Menu

Mode Gelap

Opini · 20 Agu 2025 13:54 WIB ·

80 Tahun Merdeka: Sudahkah Rakyat Menjadi Tuan Rumah di Negeri Sendiri?

Penulis: Mahbub Fauzie


 80 Tahun Merdeka: Sudahkah Rakyat Menjadi Tuan Rumah di Negeri Sendiri? Perbesar

80 Tahun Merdeka: Sudahkah Rakyat Menjadi Tuan Rumah di Negeri Sendiri?

Oleh: Mahbub Fauzie*

Delapan puluh tahun bukan usia yang singkat bagi sebuah bangsa. Ia bukan lagi remaja yang sedang mencari arah, melainkan sudah sepatutnya matang dalam berpikir, dewasa dalam bersikap, dan bijak dalam mengambil keputusan. Kemerdekaan bukan hanya soal usia dan perayaan, tetapi tentang bagaimana janji-janji kemerdekaan diwujudkan: keadilan sosial, kesejahteraan rakyat, dan martabat manusia di tanah kelahirannya.

Kita patut bersyukur bahwa Indonesia terus bertumbuh. Pemerintah pun menyiapkan perayaan HUT ke-80 RI dengan meriah: dari Doa Kebangsaan 1.500 pemuka lintas agama, Ziarah Nasional, hingga Upacara Detik-Detik Proklamasi yang tetap menjadi momen sakral. Tahun ini, istana bahkan membuka ruang bagi publik melalui Pesta Rakyat Kemerdekaan, di mana 80 persen undangan berasal dari masyarakat umum. Ini langkah baik.

Namun, kehadiran rakyat di istana hanyalah simbol. Pertanyaannya, apakah rakyat benar-benar merasa menjadi pemilik rumah ini? Sudahkah negara memberi tempat yang layak bagi rakyat sebagai tuan rumah, bukan sekadar tamu yang diundang saat seremoni?

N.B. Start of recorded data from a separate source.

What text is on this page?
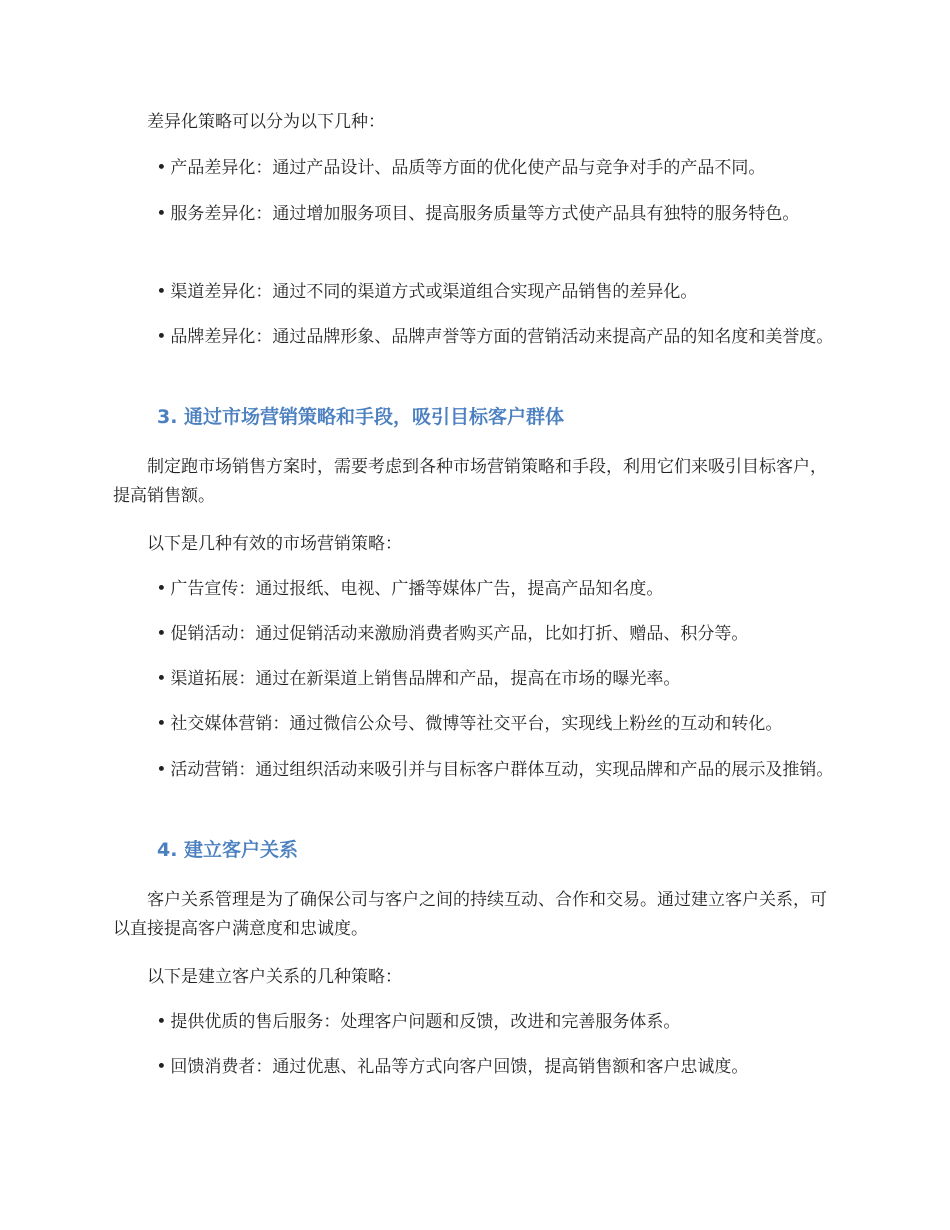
差异化策略可以分为以下几种：

• 产品差异化：通过产品设计、品质等方面的优化使产品与竞争对手的产品不同。

• 服务差异化：通过增加服务项目、提高服务质量等方式使产品具有独特的服务特色。

• 渠道差异化：通过不同的渠道方式或渠道组合实现产品销售的差异化。

• 品牌差异化：通过品牌形象、品牌声誉等方面的营销活动来提高产品的知名度和美誉度。

3. 通过市场营销策略和手段，吸引目标客户群体

制定跑市场销售方案时，需要考虑到各种市场营销策略和手段，利用它们来吸引目标客户，提高销售额。

以下是几种有效的市场营销策略：

• 广告宣传：通过报纸、电视、广播等媒体广告，提高产品知名度。

• 促销活动：通过促销活动来激励消费者购买产品，比如打折、赠品、积分等。

• 渠道拓展：通过在新渠道上销售品牌和产品，提高在市场的曝光率。

• 社交媒体营销：通过微信公众号、微博等社交平台，实现线上粉丝的互动和转化。

• 活动营销：通过组织活动来吸引并与目标客户群体互动，实现品牌和产品的展示及推销。

4. 建立客户关系

客户关系管理是为了确保公司与客户之间的持续互动、合作和交易。通过建立客户关系，可以直接提高客户满意度和忠诚度。

以下是建立客户关系的几种策略：

• 提供优质的售后服务：处理客户问题和反馈，改进和完善服务体系。

• 回馈消费者：通过优惠、礼品等方式向客户回馈，提高销售额和客户忠诚度。
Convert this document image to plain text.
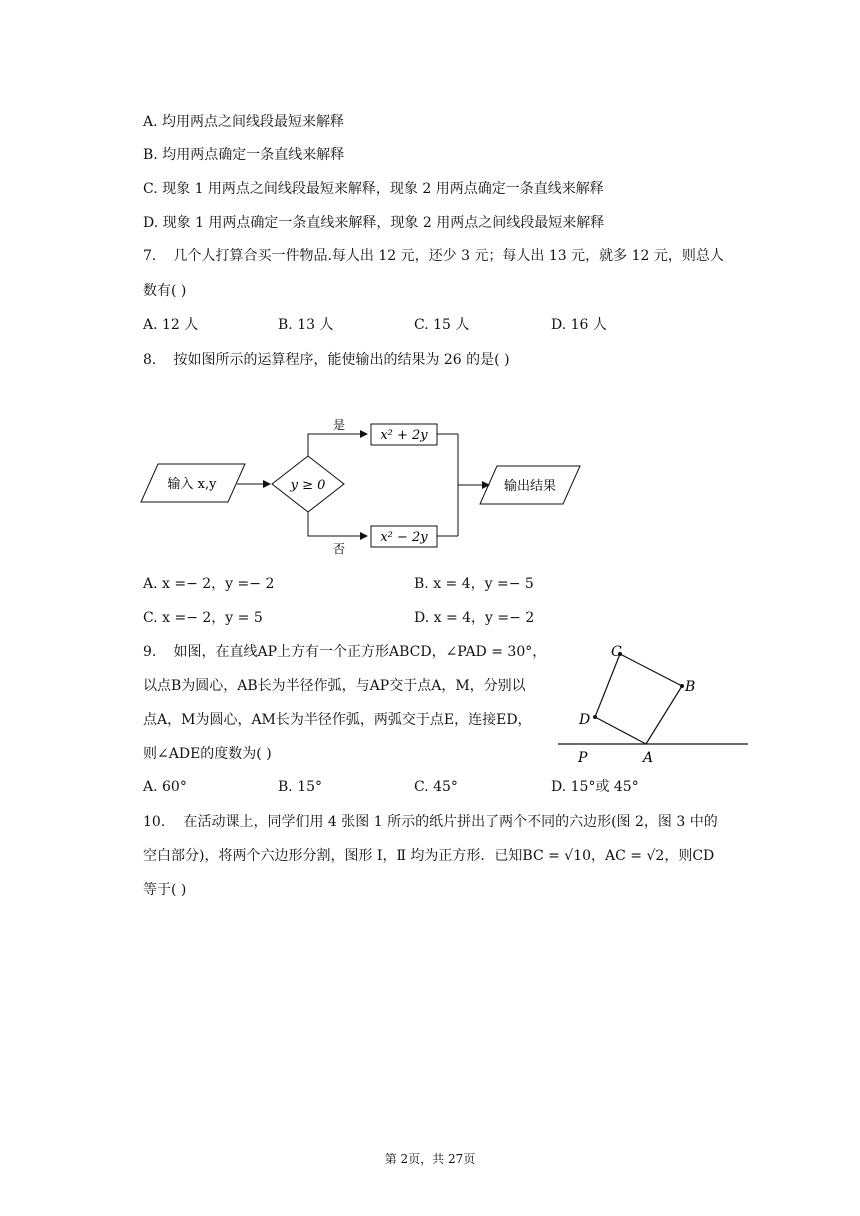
A. 均用两点之间线段最短来解释
B. 均用两点确定一条直线来解释
C. 现象 1 用两点之间线段最短来解释，现象 2 用两点确定一条直线来解释
D. 现象 1 用两点确定一条直线来解释，现象 2 用两点之间线段最短来解释
7. 几个人打算合买一件物品.每人出 12 元，还少 3 元；每人出 13 元，就多 12 元，则总人
数有( )
A. 12 人	B. 13 人	C. 15 人	D. 16 人
8. 按如图所示的运算程序，能使输出的结果为 26 的是( )
输入 x,y	y ≥ 0
是
x² + 2y
否
x² − 2y
输出结果
A. x =− 2，y =− 2	B. x = 4，y =− 5
C. x =− 2，y = 5	D. x = 4，y =− 2
9. 如图，在直线AP上方有一个正方形ABCD，∠PAD = 30°，
以点B为圆心，AB长为半径作弧，与AP交于点A，M，分别以
点A，M为圆心，AM长为半径作弧，两弧交于点E，连接ED，
则∠ADE的度数为( )
C
B
D
P	A
A. 60°	B. 15°	C. 45°	D. 15°或 45°
10. 在活动课上，同学们用 4 张图 1 所示的纸片拼出了两个不同的六边形(图 2，图 3 中的
空白部分)，将两个六边形分割，图形 Ⅰ，Ⅱ 均为正方形．已知BC = √10，AC = √2，则CD
等于( )
第 2页，共 27页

Dalam perspektif agama, kemerdekaan adalah anugerah sekaligus amanah. Ia bukan sekadar pembebasan dari penjajahan fisik, tetapi juga perjuangan melawan kemiskinan, kebodohan, dan ketidakadilan. Dalam Al-Qur’an, Allah menegaskan, “Sesungguhnya Allah tidak akan mengubah nasib suatu kaum, hingga mereka mengubah apa yang ada pada diri mereka sendiri.” (QS. Ar-Ra’d: 11). Namun, perubahan membutuhkan ruang, dukungan, dan keadilan sistem. Di sinilah negara semestinya hadir—bukan sebagai penguasa, tetapi sebagai pelindung dan pemampu rakyatnya.

Ada langkah-langkah positif yang patut diapresiasi. Salah satunya, pemberian insentif bagi guru honorer, guru PAUD, dan tenaga pendidikan nonformal sebagai “kado kemerdekaan”. Ini bentuk pengakuan atas peran mereka dalam membangun fondasi bangsa.

Namun, kita tidak boleh menutup mata bahwa ketimpangan masih nyata. Masih ada anak-anak yang harus menyeberangi sungai demi bersekolah. Masih ada petani yang menjual panennya di bawah harga pokok produksi. Masih ada nelayan yang kalah bersaing dengan kapal besar, serta buruh yang belum mendapatkan jaminan kerja layak. Mereka adalah wajah sejati republik ini. Selama mereka belum merdeka, maka sesungguhnya kita belum benar-benar merdeka.

Delapan dekade adalah waktu yang cukup untuk melakukan koreksi. Kita telah melewati berbagai fase: penjajahan, kemerdekaan, Orde Baru, reformasi, hingga era digital. Maka, pembangunan ke depan tak cukup hanya fokus pada infrastruktur fisik, tetapi juga harus membangun infrastruktur sosial: pemerataan pendidikan, akses layanan kesehatan, perlindungan tenaga kerja, dan keadilan ekonomi.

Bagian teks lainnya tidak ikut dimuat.